Hyperbolic 3-Manifold Invariants and Applications

双曲 3 流形不变量及应用

• 批准号: 1308642
• 负责人: G. Robert Meyerhoff
• 金额: $ 15.75万
• 依托单位: Boston College
• 依托单位国家: 美国
• 项目类别: Standard Grant
• 财政年份: 2013
• 资助国家: 美国
• 起止时间: 2013-08-15 至 2019-07-31
• 项目状态: 已结题
• 来源: https://www.nsf.gov/awardsearch/showAward?AWD_ID=1308642&HistoricalAwards=false
• 关键词: Hyperbolic; Manifold; Invariants; Applications

The monumental work of G. Perleman and W. Thurston has shown the fundamental importance of hyperbolic 3-manifolds within the study of 3-manifolds. Hyperbolic 3-manifolds constitute a complicated and mysterious class of 3-manifolds, and it is important to understand them to the fullest extent possible. The simplest tool for analyzing hyperbolic 3-manifolds is the volume invariant. The proposer plans to work on a grandiose open problem in the theory of hyperbolic 3-manifolds, and to use the knowledge gained from this work to better understand the connections between the topology and the geometry of hyperbolic 3-manifolds. The grandiose open problem is to find the first infinite string of volumes of 1-cusped hyperbolic 3-manifolds; that is, to find all 1-cusped hyperbolic 3-manifolds with volume less than that of the minimum volume 2-cusped hyperbolic 3-manifold(s). The proposer, working jointly with D. Gabai, and in consultation with N. Thurston, has a computer-based scheme to attack this problem. The computational aspects of the approach are interesting in their own right. Almost 200 years ago, J. Bolyai, C. Gauss, and N. Lobachevsky revolutionized mathematics by claiming that a legitimate geometry could be constructed by taking the five classical postulates of Euclid and negating the fifth postulate (the parallel postulate). Further, they theorized that this new and mysterious non-Euclidean geometry (now called "hyperbolic geometry") would have important applications. Their theorizing has been borne out: hyperbolic geometry is vitally important in the modern study of geometry. For example, hyperbolic geometry turns out to be much more important than Euclidean geometry in the study of "3-dimensional manifolds" (our 3-dimensional Universe is an example of a 3-dimensional manifold). As another example, it is quite possible that our Universe adheres to the laws of non-Euclidean geometry rather than the laws of Euclidean geometry.The proposer, working jointly with D. Gabai, and in consultation with N. Thurston, plans to work on a computer-based approach to understanding hyperbolic 3-dimensional manifolds by studying their volume, or size. This understanding of volumes of hyperbolic 3-manifolds should lead to a variety of insights about hyperbolic 3-manifolds, including connections between their topology (shape) and geometry (measurement). Such connections between seemingly unrelated areas often have profound implications for mathematics.

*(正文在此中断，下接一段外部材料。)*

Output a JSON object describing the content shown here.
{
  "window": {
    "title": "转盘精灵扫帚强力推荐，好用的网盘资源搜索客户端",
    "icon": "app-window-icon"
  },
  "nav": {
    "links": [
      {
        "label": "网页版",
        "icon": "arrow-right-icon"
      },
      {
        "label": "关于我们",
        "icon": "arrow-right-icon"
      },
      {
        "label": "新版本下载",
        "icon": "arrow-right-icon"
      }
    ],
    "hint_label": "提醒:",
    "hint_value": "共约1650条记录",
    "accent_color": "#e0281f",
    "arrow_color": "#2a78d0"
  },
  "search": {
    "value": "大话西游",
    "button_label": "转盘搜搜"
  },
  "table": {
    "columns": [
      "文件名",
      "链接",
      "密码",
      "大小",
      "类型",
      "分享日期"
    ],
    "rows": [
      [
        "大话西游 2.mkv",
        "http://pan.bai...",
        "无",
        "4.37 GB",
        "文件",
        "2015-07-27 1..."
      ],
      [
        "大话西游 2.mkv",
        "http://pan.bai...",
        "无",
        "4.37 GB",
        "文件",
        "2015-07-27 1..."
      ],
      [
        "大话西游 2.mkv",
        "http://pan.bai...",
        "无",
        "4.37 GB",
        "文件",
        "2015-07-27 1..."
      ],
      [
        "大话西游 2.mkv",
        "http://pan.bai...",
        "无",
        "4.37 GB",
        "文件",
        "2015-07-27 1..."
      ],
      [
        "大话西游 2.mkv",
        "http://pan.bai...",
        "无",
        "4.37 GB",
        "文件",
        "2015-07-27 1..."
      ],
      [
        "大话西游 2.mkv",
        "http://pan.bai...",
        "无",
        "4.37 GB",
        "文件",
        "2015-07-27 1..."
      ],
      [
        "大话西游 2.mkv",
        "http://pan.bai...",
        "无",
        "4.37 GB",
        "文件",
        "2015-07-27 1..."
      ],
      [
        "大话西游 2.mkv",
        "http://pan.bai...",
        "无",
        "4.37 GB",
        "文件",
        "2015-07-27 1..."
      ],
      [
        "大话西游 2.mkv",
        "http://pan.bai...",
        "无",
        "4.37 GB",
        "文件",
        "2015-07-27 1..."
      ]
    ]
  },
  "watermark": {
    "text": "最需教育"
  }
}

G·珀尔曼和W·瑟斯顿的不朽工作表明了双曲3-流形在3-流形研究中的基本重要性。双曲三维流形构成了一类复杂而神秘的三维流形，最大限度地了解它们是很重要的。分析双曲三维流形最简单的工具是体积不变量。作者计划研究双曲三维流形理论中一个宏大的公开问题，并利用这项工作所获得的知识更好地理解双曲三维流形的拓扑和几何之间的联系。一个宏大的公开问题是寻找1-尖点双曲3-流形的第一个无穷体积串，即找到所有体积小于最小体积的1-尖点双曲3-流形(S)。提出者与D.Gabai共同工作，并与N.瑟斯顿协商，提出了一个基于计算机的方案来解决这个问题。这种方法的计算方面本身就很有趣。大约200年前，J.Bolyai、C.Gauss和N.Lobachevsky声称，通过采用欧几里得的五个经典公设并否定第五个公设(平行公设)可以构造合法的几何，从而使数学发生了革命性的变化。此外，他们还推测，这种新的、神秘的非欧几里德几何(现在称为“双曲几何”)将会有重要的应用。他们的理论已经得到证实：双曲几何在现代几何研究中至关重要。例如，在研究“3维流形”(我们的3维宇宙就是3维流形的一个例子)时，双曲几何被证明比欧几里得几何重要得多。作为另一个例子，我们的宇宙很可能遵循非欧几里德几何定律，而不是欧几里得几何定律。提出者与D.Gabai合作，并与N.瑟斯顿协商，计划通过研究双曲三维流形的体积或大小，研究一种基于计算机的方法来理解双曲三维流形。这种对双曲三维流形体积的理解应该导致对双曲三维流形的各种见解，包括它们的拓扑(形状)和几何(度量)之间的联系。这种看似互不相关的领域之间的联系往往对数学有着深远的影响。